Signposts direct the angler to Suolijärvi village from both the Puolanka–Taivalkoski road (road 800), around 30 kilometres north of Puolanka, and from the Siivikko–Näljänkä road (road 8390). Suolijärvi, a beautiful village which is still inhabited, is located between the provinces of Kainuu and Northern Ostrobothnia, with most of its houses strung along the Suolijoki. The spectacular Siikavaara hill and other hills in the area’s nature reserve separate the two provinces, leaving this peaceful area with its natural beauty untouched by major traffic arteries.
The rapids at Suolijärvi belong to the licence area of the Suolijärvi fishing association. However, this area is not included in the Korvua-Näljänkäjoki area, which is covered by a joint licence. The Kattilakoski rapid is the uppermost in this area, located in the lower reaches of the Näljänkäjoki, and separate from the other rapids. The first section of the road to Kattilakoski runs across a large field, after which there is a car park and a footpath leading to the rapid. A lean-to for anglers stands on a point jutting into the water halfway down the winding rapid.

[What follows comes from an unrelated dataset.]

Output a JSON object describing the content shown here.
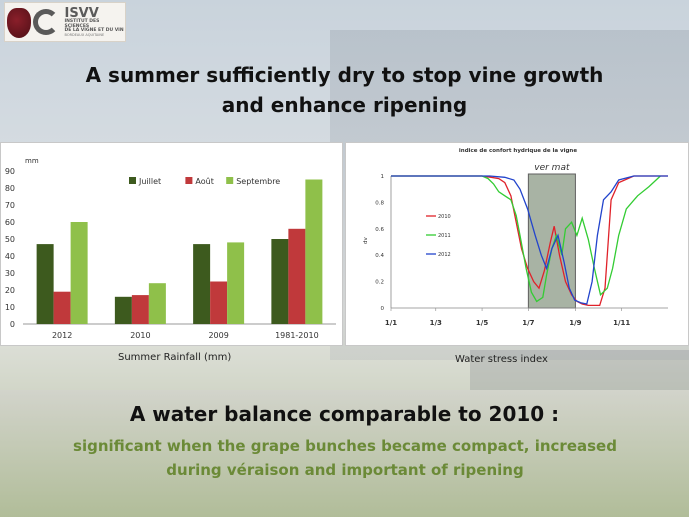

The Suolikoski rapid begins from Lake Suolijärvi and drains into Lake Tenämäjärvi. At the foot of the rapid a large island splits the water, one part flowing in an old, winding channel and the other along a straighter course. The straight section has also been restored with boulders, and today potential fish lies can be found in both channels. The island can be reached only by wading. Although the Suolikoski rapid runs past a village of the same name, both banks are open to fishing provided that anglers respect the privacy of the few houses located near the bridge.
The Tenämänkoski and Räpättäjä rapids form the next white-water stretch after Lake Tenämänjärvi. This stretch is the most popular area for white-water fishing on the Suolijoki. A large car park and lean-to are located by the bridge. Beyond the the bridge, the river flows in a series of winding rapids and swift currents providing fishing grounds along the entire length of this reach. The Tenämänkoski rapid is located conveniently near the road, and the forested southern bank provides pleasant fishing opportunities. The lean-to at Räpättäjä stands at the midpoint of the southern bank. Beyond the rapids the river runs into a flowing pool, followed by the Kypäräkoski rapid around two hundred metres further downstream. The middle reaches of the Suolijoki consist mostly of pools interspersed with a number of short runs.
Beyond Lake Mojovanjärvi is the start of the Haarakoski rapid. The southern bank is a private area belonging to the farmhouse there and is not included in the licence. The swift-flowing upper section is known as Majovakoski. This is followed by a deep pool, after which the Haarakoski rapid proper begins.
The lowermost rapid in the Suolijoki area is called Vääräkoski. This is located on the Korpijoki, downstream from where it joins the Korvuanjoki flowing from the north. Vääräkoski’s southern bank is forested and can be fished with the same licence. As the Suolijoki is around 20 metres wide, not all its fishing grounds can be fished from one bank at high water levels. The Suolijoki’s rapids are rocky and difficult to wade in some places.
FISH STOCK AND STOCK MANAGEMENT
A healthy grayling population thrives in the Suolijoki’s rapids and currents. On occasion, the river’s record-size grayling have earned their catchers first prizes in provincial fishing competitions. Trout of around one kilo are also frequently caught, especially on the rapids closest to Lake Suolijärvi. Natural-stock trout are less common in the catch than grayling, and most trout caught are hatchery fish stocked by the fishing association. Cleared for timber floating in the past, work to restore the Suolijoki rapids to their original condition was carried out around the turn of the millennium. Rehabilitation targets restoration of the river’s natural fish stock. For a period of around ten years, fishing on the Suolijoki’s Haarakoski rapid was regulated according to eco-rapids principles. This project demonstrated that both the number and average size of grayling can be significantly increased in the area’s rivers through regulation.